Saturday, December 16, 2006

Possible Uses For A Narwhal's Tusk

  • If teamed up with another narwhal, two tusks may be used to knit narwhal scarves from colored yarn.
  • If at a kabob party with a skewer shortage, the tusk may be used to spear delicious combinations of meat, peppers, and onions for narwhals to eat.
  • If outfitted with a small paddle on the tip, the tusk may be used to flip pancakes at narwhal brunches without having to worry about being spattered by hot butter on the griddle.
  • Narwhal tusks may not be used to pick up narwhal water balloons. That's just ridiculous.
  • If a narwhal's frisbee is lodged in the branches of a tree, the tusk may be used to dislodge it.
  • If trained as a geologist, a narwhal who can feel slight trembles in the earth's crust may use his tusk to etch out the intensity of these trembles on an ice floe, creating a rudimentary seismograph.
  • If natural peanut butter has been purchased at a narwhal health food store, the tusk may be used to stir the oil back into the peanut butter so that it is easier to spread.
  • If y=mx+(a narwhal's tusk), then a narwhal's tusk may be used to represent the y-intercept of a line in a Cartesian graphing system.

Friday, December 15, 2006

Film Noir Monologues In History: Archduke Franz Ferdinand Arrives In Sarajevo

Some days are better than others. Some days you're king of the world and folks can't line up fast enough to carry out your orders. Others, you're one of the folks. This was one of the others. I had been demoted from archduke to errand boy and sent to Sarajevo to babysit a few generals during some routine military exercises. Thing is, I was the wrong man for the job- I've never been a fan of calisthenics and I don't like changing diapers, but the fact that the situation had me unbalanced didn't enter in to the equation. I was playing second fiddle to the first chair back in Vienna, and the conductor didn't care whether or not I liked the tune so long as I kept the brass in line. Forced to play a piece I didn't care for, I did what any musician would do- I spent the entire trip down looking for some inspiration in the bottom of a bottle, but all I found was a hangover in two movements- a major headache and a minor ability to keep my breakfast down. Just my luck.
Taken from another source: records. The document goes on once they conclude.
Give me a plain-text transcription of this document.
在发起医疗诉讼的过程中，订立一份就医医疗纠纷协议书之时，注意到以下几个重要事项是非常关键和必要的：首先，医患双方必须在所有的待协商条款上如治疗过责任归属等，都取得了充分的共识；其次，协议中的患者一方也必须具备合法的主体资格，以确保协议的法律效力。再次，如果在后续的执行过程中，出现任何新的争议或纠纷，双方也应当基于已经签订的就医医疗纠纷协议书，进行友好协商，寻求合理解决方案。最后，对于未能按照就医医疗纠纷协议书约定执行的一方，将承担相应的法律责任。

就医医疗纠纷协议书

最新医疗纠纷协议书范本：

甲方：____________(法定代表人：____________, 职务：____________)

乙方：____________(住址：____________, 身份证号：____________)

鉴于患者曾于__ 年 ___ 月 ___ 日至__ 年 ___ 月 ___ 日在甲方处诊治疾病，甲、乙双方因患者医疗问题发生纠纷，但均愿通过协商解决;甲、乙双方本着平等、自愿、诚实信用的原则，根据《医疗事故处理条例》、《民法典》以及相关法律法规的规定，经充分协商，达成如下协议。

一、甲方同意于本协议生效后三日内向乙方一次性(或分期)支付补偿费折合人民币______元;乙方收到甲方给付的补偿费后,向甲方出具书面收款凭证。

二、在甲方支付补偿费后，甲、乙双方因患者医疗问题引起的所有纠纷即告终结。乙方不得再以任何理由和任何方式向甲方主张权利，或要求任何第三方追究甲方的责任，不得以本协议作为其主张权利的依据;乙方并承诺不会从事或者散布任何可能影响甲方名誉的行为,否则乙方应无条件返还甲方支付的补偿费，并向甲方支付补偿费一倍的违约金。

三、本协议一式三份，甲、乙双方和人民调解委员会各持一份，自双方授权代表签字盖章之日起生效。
As if things weren't grim enough, I had heard it through the grapevine that a couple of bad apples were looking to set down roots of their own. A group of Serbs calling themselves 'The Black Hand' wanted a piece of the pie all for themselves. Problem was, it was sitting on Austria-Hungary's windowsill and we weren't about to let it go without a fight. If it did come to blows, we had Germany in our corner ready to knock out to whatever punch-drunk featherweight was foolish enough to step into the ring. The whole thing was a powder keg waiting to blow and The Black Hand seemed as though they couldn't wait to strike a match. I figured they figured that a fancy fella like Franz Ferdinand could be a fine fuse, so if it were up to me I'd lay low and let the policy do the talking. But it wasn't up to me- it was up to Vienna, so they sent me down to Sarajevo. Just my luck.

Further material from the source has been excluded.